Ağrısı olmayan ancak nefes zorluğu, halsizlik, bulantı, kusma ve terleme yaşayan kişilerde gizli kalp hastalığı olabileceğini söyleyen Prof. Dr. Bilal Boztosun “Bu hastalarda kalp krizine bağlı ölüm riski normal kalp krizi geçirenlere kıyasla 2 kat daha yüksek” dedi.
Halk arasında gizli kalp, tıbbi adıyla ‘sessiz iskemi’ye karşı uyaran Medipol Mega Üniversite Hastanesi’nden Kardiyoloji Bölüm Başkanı Prof. Dr. Bilal Boztosun, risk altındakilerin şikayetleri olmasa bile düzenli olarak kontrole gitmeleri gerektiğini söyledi.
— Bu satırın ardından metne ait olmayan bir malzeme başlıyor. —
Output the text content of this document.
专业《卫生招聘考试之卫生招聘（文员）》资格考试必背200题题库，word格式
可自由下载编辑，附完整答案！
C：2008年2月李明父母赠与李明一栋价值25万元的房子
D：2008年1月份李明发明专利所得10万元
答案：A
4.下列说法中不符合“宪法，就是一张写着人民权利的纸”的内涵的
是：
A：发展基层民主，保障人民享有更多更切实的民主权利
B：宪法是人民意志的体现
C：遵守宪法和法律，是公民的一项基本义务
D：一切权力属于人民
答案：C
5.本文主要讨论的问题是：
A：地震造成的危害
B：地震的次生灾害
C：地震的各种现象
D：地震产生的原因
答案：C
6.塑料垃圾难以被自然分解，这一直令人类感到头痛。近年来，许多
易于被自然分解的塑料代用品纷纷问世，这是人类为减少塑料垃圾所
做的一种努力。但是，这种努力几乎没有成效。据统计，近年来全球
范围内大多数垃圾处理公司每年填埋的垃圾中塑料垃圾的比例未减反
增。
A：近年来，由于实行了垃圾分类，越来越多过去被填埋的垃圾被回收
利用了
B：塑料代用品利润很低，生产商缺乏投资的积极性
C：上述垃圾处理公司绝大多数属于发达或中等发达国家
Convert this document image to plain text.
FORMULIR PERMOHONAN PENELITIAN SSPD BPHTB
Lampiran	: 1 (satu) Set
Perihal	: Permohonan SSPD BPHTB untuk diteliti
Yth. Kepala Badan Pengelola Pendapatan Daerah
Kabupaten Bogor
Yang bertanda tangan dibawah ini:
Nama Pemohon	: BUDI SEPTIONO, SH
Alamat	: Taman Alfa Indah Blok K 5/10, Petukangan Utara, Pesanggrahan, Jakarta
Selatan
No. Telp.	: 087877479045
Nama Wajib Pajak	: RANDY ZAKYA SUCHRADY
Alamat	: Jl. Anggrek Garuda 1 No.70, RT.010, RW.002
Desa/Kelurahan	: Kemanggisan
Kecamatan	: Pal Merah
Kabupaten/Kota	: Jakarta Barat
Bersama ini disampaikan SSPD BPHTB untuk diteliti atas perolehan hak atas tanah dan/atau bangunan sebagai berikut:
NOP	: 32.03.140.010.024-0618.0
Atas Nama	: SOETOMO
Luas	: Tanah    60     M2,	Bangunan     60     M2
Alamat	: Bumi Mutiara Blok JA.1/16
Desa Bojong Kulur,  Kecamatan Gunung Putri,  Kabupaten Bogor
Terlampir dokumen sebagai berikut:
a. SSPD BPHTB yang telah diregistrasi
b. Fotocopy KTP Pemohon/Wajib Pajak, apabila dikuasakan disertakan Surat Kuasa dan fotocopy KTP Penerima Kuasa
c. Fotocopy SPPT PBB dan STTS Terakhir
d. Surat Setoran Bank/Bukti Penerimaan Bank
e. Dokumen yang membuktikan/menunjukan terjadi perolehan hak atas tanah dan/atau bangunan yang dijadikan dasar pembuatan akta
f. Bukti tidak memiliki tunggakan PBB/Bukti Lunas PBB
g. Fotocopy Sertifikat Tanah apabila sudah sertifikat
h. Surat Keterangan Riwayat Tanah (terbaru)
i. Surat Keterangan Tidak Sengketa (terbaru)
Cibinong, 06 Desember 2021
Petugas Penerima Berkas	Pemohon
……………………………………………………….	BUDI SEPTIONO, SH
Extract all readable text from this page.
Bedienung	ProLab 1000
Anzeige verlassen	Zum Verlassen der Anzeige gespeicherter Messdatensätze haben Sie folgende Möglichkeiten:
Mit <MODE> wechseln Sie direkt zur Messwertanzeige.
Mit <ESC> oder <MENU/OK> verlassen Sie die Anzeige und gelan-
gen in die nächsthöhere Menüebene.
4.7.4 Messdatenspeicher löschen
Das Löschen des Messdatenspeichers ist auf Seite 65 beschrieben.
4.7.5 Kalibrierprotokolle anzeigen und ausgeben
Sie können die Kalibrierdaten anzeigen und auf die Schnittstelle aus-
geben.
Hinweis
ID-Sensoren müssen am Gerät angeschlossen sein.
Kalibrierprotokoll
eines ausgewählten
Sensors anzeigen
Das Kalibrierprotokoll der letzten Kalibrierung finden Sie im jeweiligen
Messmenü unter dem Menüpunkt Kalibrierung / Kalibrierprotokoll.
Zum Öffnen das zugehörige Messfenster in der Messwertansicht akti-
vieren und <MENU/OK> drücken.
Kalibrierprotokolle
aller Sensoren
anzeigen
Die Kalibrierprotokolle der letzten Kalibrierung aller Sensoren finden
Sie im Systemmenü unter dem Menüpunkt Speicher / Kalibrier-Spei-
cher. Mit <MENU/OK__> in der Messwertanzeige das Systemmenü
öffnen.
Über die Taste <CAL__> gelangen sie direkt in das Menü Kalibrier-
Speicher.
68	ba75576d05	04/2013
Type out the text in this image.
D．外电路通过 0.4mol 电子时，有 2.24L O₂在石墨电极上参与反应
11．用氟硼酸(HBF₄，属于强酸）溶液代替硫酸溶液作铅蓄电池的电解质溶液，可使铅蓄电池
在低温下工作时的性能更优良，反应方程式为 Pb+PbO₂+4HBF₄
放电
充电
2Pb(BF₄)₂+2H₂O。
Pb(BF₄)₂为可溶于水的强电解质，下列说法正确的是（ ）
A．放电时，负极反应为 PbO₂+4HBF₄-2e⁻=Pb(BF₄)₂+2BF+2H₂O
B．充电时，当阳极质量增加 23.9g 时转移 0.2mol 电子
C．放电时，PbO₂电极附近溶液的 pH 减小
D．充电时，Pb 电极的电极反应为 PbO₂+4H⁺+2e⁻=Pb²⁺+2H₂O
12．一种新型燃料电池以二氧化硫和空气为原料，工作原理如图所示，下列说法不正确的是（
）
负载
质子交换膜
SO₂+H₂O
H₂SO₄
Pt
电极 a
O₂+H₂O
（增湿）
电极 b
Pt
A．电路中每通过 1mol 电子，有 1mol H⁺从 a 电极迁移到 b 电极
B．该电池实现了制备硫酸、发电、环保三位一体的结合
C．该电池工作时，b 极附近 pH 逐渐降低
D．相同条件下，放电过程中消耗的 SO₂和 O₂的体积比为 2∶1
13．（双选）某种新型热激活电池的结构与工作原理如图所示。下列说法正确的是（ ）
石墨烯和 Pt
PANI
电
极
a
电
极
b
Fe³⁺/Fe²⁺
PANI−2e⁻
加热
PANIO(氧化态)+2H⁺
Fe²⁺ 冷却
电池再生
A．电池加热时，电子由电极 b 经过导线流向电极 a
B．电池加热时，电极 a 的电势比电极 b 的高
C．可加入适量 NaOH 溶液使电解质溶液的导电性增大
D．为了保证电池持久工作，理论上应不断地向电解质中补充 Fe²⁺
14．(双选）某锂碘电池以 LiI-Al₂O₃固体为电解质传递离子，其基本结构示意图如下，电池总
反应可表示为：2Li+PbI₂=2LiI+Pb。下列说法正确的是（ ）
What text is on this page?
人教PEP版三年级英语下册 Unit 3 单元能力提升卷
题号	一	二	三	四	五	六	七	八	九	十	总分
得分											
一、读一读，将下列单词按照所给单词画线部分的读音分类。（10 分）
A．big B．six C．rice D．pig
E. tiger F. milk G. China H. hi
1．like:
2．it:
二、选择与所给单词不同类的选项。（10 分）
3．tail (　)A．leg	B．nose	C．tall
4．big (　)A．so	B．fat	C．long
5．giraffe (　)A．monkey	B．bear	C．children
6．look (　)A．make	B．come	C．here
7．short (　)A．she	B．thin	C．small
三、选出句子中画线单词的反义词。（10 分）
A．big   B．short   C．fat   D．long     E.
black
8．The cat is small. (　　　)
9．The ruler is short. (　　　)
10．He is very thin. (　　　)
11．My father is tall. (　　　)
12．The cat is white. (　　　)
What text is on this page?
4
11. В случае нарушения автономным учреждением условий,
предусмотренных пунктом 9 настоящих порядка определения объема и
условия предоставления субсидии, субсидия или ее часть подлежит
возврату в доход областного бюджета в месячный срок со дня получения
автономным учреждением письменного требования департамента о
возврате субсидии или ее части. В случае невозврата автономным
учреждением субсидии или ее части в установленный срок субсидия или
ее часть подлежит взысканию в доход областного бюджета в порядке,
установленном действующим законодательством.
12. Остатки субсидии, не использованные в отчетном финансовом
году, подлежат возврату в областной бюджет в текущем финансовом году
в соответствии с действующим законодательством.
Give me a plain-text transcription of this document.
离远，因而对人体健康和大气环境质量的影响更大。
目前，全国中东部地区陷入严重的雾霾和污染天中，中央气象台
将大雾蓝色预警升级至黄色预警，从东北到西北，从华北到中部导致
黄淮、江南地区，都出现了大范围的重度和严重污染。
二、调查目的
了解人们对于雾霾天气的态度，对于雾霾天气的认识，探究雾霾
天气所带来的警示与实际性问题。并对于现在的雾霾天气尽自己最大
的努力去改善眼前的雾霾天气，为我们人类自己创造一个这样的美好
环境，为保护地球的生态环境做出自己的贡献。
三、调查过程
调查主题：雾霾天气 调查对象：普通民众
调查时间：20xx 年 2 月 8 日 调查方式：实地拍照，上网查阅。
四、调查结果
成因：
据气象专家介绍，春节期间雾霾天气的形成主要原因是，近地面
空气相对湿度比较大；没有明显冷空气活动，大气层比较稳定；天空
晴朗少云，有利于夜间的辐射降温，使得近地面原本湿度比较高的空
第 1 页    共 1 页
Prof. Dr. Boztosun, kalp damarlarında tıkanıklığı olan kişilerin özellikle efor esnasında ağrıyı hissederek dinlenmeye geçtiğine işaret ederek şu bilgileri verdi:
“Bu uyarı sayesinde kendilerini zorlamaktan kaçınarak doktora daha erken başvurabilir. Ancak gizli kalp hastalığı olanlarda göğüs ağrısı gibi erken uyarı mekanizması olmadığı için istirahate geçmezler, spor yapmaya ya da kalbi zorlamaya devam ederler. Bu da kalp krizinin oluşmasına zemin hazırlar. Bu sebeple gizli kalp hastalığı olanlar doktora geç başvurur. Bu hastalarda kalp krizine bağlı ölüm riski normal kalp krizi geçirenlere kıyasla en az 2 kat daha yüksek.”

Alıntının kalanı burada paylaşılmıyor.